After Nick had paid off the cab driver and insisted he be on his way, I said, ‘Thank you, Nick. If you hadn’t showed up . . .’ I let the sentence die.
‘I telephoned, Mother didn’t answer, and I got worried. Hoffner’d been acting so squirrelly.’
Lilith and I staggered past Nick, across the driveway and on to the grass. With tears streaming down her face, Lilith watched her house burn. ‘My things! All my precious things!’
I thought about all the ‘precious’ handbags, shoes and wicker baskets, all the indispensable toiletries, medical supplies and cross-stitch kits. The four Crock-Pots still in their original boxes, more than a dozen different flavors of Kraft salad dressing – from Asian Toasted Sesame to Zesty Italian – the sixteen-ounce bottles arranged on her kitchen window sill like mismatched chessmen. I grabbed Lilith’s arms in case she took it into her head to dash back into the inferno to try to save them. I dragged her across the lawn, forced her to sit down against a tree, well away from the blazing house.
Out in the driveway, every door of Lilith’s Toyota stood open; its trunk yawned. Hoffner had torn her car apart looking for the letters. Mercifully, he hadn’t bothered with my Volvo.

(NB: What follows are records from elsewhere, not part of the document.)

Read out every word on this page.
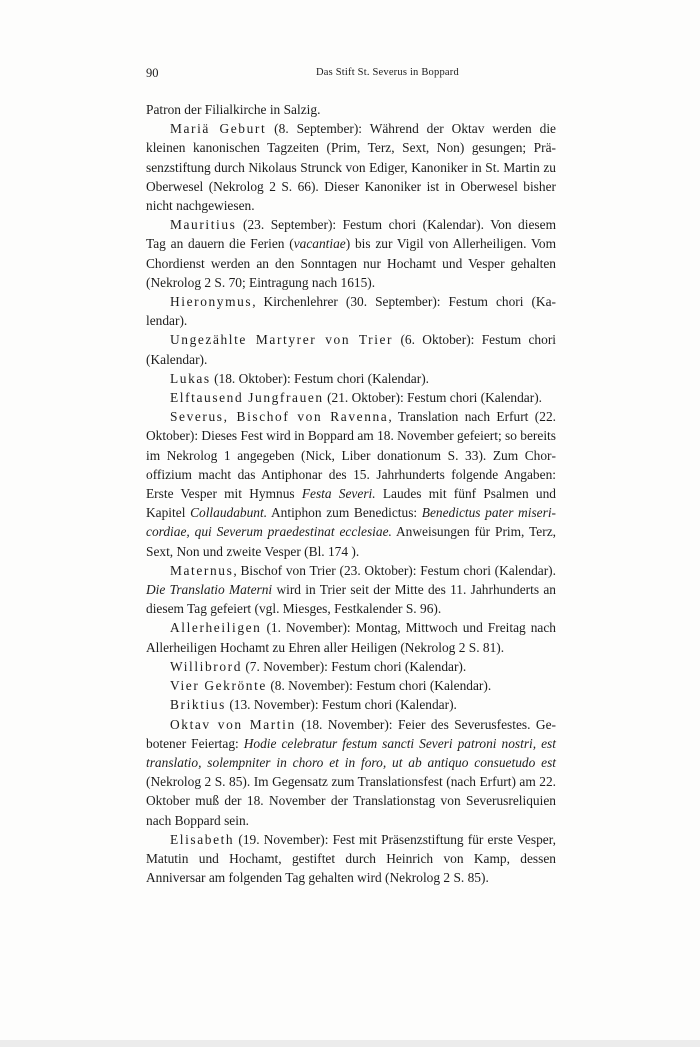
90	Das Stift St. Severus in Boppard

Patron der Filialkirche in Salzig.

Mariä Geburt (8. September): Während der Oktav werden die kleinen kanonischen Tagzeiten (Prim, Terz, Sext, Non) gesungen; Präsenzstiftung durch Nikolaus Strunck von Ediger, Kanoniker in St. Martin zu Oberwesel (Nekrolog 2 S. 66). Dieser Kanoniker ist in Oberwesel bisher nicht nachgewiesen.

Mauritius (23. September): Festum chori (Kalendar). Von diesem Tag an dauern die Ferien (vacantiae) bis zur Vigil von Allerheiligen. Vom Chordienst werden an den Sonntagen nur Hochamt und Vesper gehalten (Nekrolog 2 S. 70; Eintragung nach 1615).

Hieronymus, Kirchenlehrer (30. September): Festum chori (Kalendar).

Ungezählte Martyrer von Trier (6. Oktober): Festum chori (Kalendar).

Lukas (18. Oktober): Festum chori (Kalendar).

Elftausend Jungfrauen (21. Oktober): Festum chori (Kalendar).

Severus, Bischof von Ravenna, Translation nach Erfurt (22. Oktober): Dieses Fest wird in Boppard am 18. November gefeiert; so bereits im Nekrolog 1 angegeben (Nick, Liber donationum S. 33). Zum Choroffizium macht das Antiphonar des 15. Jahrhunderts folgende Angaben: Erste Vesper mit Hymnus Festa Severi. Laudes mit fünf Psalmen und Kapitel Collaudabunt. Antiphon zum Benedictus: Benedictus pater misericordiae, qui Severum praedestinat ecclesiae. Anweisungen für Prim, Terz, Sext, Non und zweite Vesper (Bl. 174 ).

Maternus, Bischof von Trier (23. Oktober): Festum chori (Kalendar). Die Translatio Materni wird in Trier seit der Mitte des 11. Jahrhunderts an diesem Tag gefeiert (vgl. Miesges, Festkalender S. 96).

Allerheiligen (1. November): Montag, Mittwoch und Freitag nach Allerheiligen Hochamt zu Ehren aller Heiligen (Nekrolog 2 S. 81).

Willibrord (7. November): Festum chori (Kalendar).

Vier Gekrönte (8. November): Festum chori (Kalendar).

Briktius (13. November): Festum chori (Kalendar).

Oktav von Martin (18. November): Feier des Severusfestes. Gebotener Feiertag: Hodie celebratur festum sancti Severi patroni nostri, est translatio, solempniter in choro et in foro, ut ab antiquo consuetudo est (Nekrolog 2 S. 85). Im Gegensatz zum Translationsfest (nach Erfurt) am 22. Oktober muß der 18. November der Translationstag von Severusreliquien nach Boppard sein.

Elisabeth (19. November): Fest mit Präsenzstiftung für erste Vesper, Matutin und Hochamt, gestiftet durch Heinrich von Kamp, dessen Anniversar am folgenden Tag gehalten wird (Nekrolog 2 S. 85).
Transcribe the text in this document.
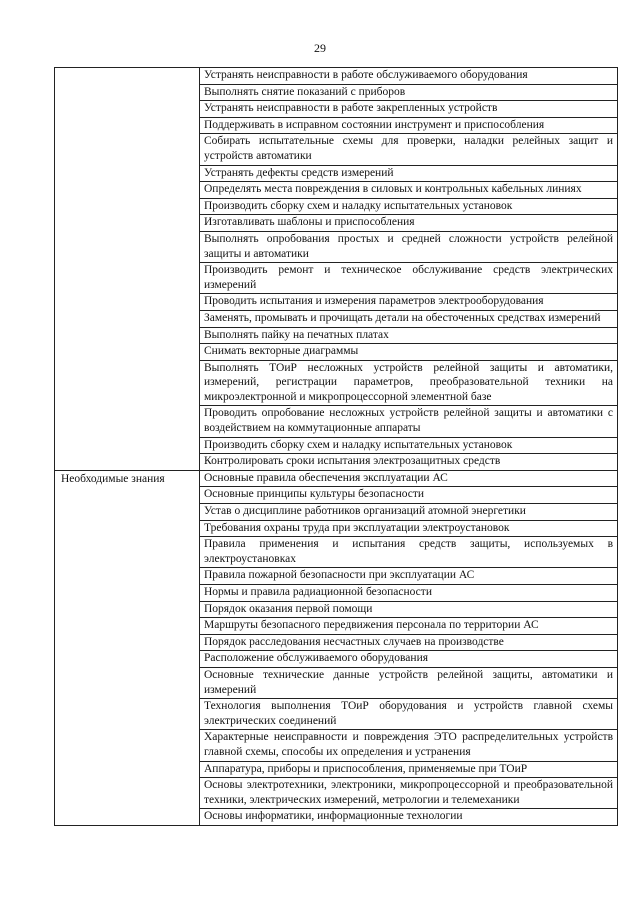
29
Устранять неисправности в работе обслуживаемого оборудования
Выполнять снятие показаний с приборов
Устранять неисправности в работе закрепленных устройств
Поддерживать в исправном состоянии инструмент и приспособления
Собирать испытательные схемы для проверки, наладки релейных защит и устройств автоматики
Устранять дефекты средств измерений
Определять места повреждения в силовых и контрольных кабельных линиях
Производить сборку схем и наладку испытательных установок
Изготавливать шаблоны и приспособления
Выполнять опробования простых и средней сложности устройств релейной защиты и автоматики
Производить ремонт и техническое обслуживание средств электрических измерений
Проводить испытания и измерения параметров электрооборудования
Заменять, промывать и прочищать детали на обесточенных средствах измерений
Выполнять пайку на печатных платах
Снимать векторные диаграммы
Выполнять ТОиР несложных устройств релейной защиты и автоматики, измерений, регистрации параметров, преобразовательной техники на микроэлектронной и микропроцессорной элементной базе
Проводить опробование несложных устройств релейной защиты и автоматики с воздействием на коммутационные аппараты
Производить сборку схем и наладку испытательных установок
Контролировать сроки испытания электрозащитных средств
Необходимые знания	Основные правила обеспечения эксплуатации АС
Основные принципы культуры безопасности
Устав о дисциплине работников организаций атомной энергетики
Требования охраны труда при эксплуатации электроустановок
Правила применения и испытания средств защиты, используемых в электроустановках
Правила пожарной безопасности при эксплуатации АС
Нормы и правила радиационной безопасности
Порядок оказания первой помощи
Маршруты безопасного передвижения персонала по территории АС
Порядок расследования несчастных случаев на производстве
Расположение обслуживаемого оборудования
Основные технические данные устройств релейной защиты, автоматики и измерений
Технология выполнения ТОиР оборудования и устройств главной схемы электрических соединений
Характерные неисправности и повреждения ЭТО распределительных устройств главной схемы, способы их определения и устранения
Аппаратура, приборы и приспособления, применяемые при ТОиР
Основы электротехники, электроники, микропроцессорной и преобразовательной техники, электрических измерений, метрологии и телемеханики
Основы информатики, информационные технологии
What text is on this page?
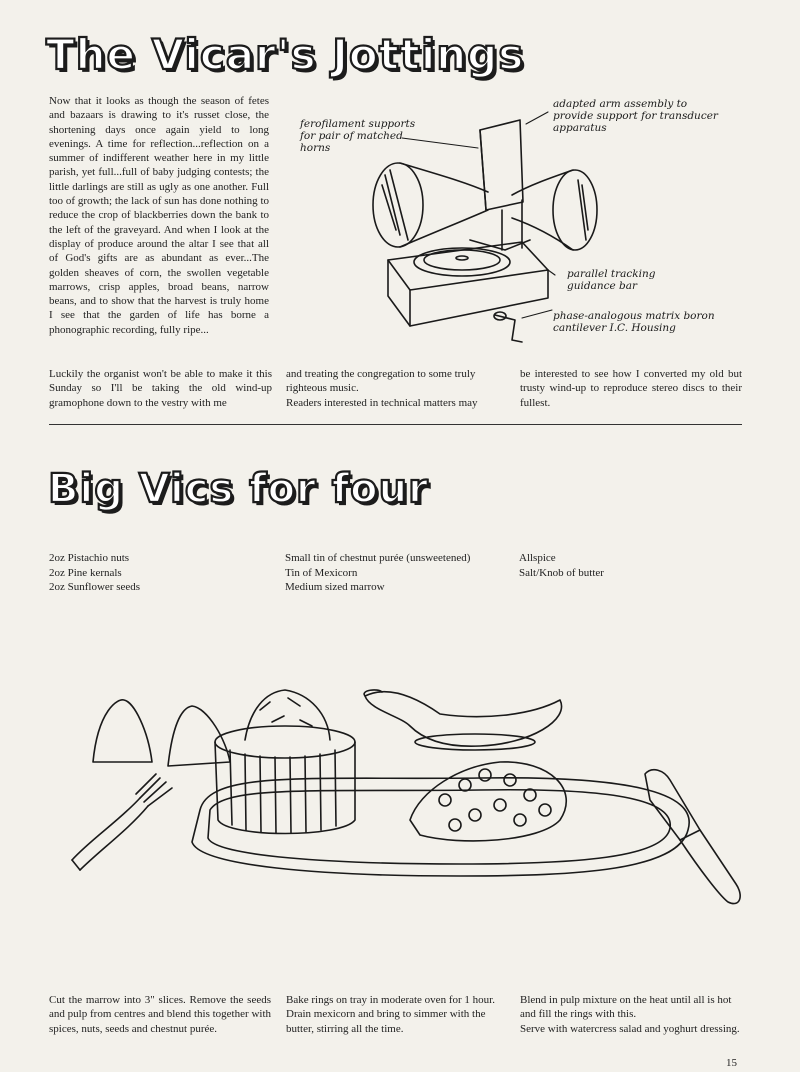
The Vicar's Jottings
Now that it looks as though the season of fetes and bazaars is drawing to it's russet close, the shortening days once again yield to long evenings. A time for reflection...reflection on a summer of indifferent weather here in my little parish, yet full...full of baby judging contests; the little darlings are still as ugly as one another. Full too of growth; the lack of sun has done nothing to reduce the crop of blackberries down the bank to the left of the graveyard. And when I look at the display of produce around the altar I see that all of God's gifts are as abundant as ever...The golden sheaves of corn, the swollen vegetable marrows, crisp apples, broad beans, narrow beans, and to show that the harvest is truly home I see that the garden of life has borne a phonographic recording, fully ripe...
ferofilament supports for pair of matched horns
adapted arm assembly to provide support for transducer apparatus
parallel tracking guidance bar
phase-analogous matrix boron cantilever I.C. Housing
Luckily the organist won't be able to make it this Sunday so I'll be taking the old wind-up gramophone down to the vestry with me
and treating the congregation to some truly righteous music.
Readers interested in technical matters may
be interested to see how I converted my old but trusty wind-up to reproduce stereo discs to their fullest.
Big Vics for four
2oz Pistachio nuts
2oz Pine kernals
2oz Sunflower seeds
Small tin of chestnut purée (unsweetened)
Tin of Mexicorn
Medium sized marrow
Allspice
Salt/Knob of butter
Cut the marrow into 3" slices. Remove the seeds and pulp from centres and blend this together with spices, nuts, seeds and chestnut purée.
Bake rings on tray in moderate oven for 1 hour.
Drain mexicorn and bring to simmer with the butter, stirring all the time.
Blend in pulp mixture on the heat until all is hot and fill the rings with this.
Serve with watercress salad and yoghurt dressing.
15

I was rubbing sweat and soot off my face with the
tail of my shirt, looking around, wondering where the bastard had gotten to. He had to be somewhere in the neighborhood, I knew, because his truck – GOTALAW – still sat at the edge of the drive not far from the tree where I had parked Lilith.
I wondered if Hoffner knew about Lilith’s studio. No telling what he’d do to the studio – snap her brushes, squeeze paint out of the tubes, trash her paintings. If you had a giant yard sale, sold the entire contents of Lilith’s house, you wouldn’t equal the value of even one of her paintings, at least not in my opinion.
A sudden movement caught my eye, a flash of yellow at the perimeter of the woods. ‘What’s out there?’ I asked Lilith who was eyeing Hoffner’s truck with murder on her mind.
‘A tool shed. Gardening stuff. A riding mower.’
‘Keep an eye on your mother,’ I told Nick. ‘Don’t let her anywhere near the house.’
I was glancing around the yard, looking for something I could use as a weapon, when Jim Hoffner stalked into view, bold as brass, heading for his truck and a quick getaway.
When he got within range, I flew at him like a banshee, attacking him with both fists, pummeling his chest like a jackhammer. ‘You bastard! You set that fire on purpose! We could have been burned alive!’
Hoffner laughed, a manic, Halloween funhouse cackle that chilled me to the bone.
Infuriated, I cocked my arm, but before I could get off a good left hook to his jaw, Hoffner grabbed me by the hair, twisted my head painfully, and threw me to the ground. His right hand dived beneath his jacket and, almost before I could blink, I was staring up into the business end of what looked like a 9mm Glock.
‘Bitch!’ The arm holding the big black gun didn’t waver.
‘Hoffner, don’t!’ Nick yelled.
Hoffner’s lip curled nastily. ‘I have to, Aupry. Thanks to you and your big fat mouth, she knows.’
Lilith struggled to her feet, her eyes wild, wide. ‘Stop! Is everybody crazy?’
Nick limped toward Hoffner. ‘You can’t, Hoffner! Hannah saved my life. She called the paramedics, she held my hand, she prayed with me, for Christ’s sake, when we both thought I was dying.’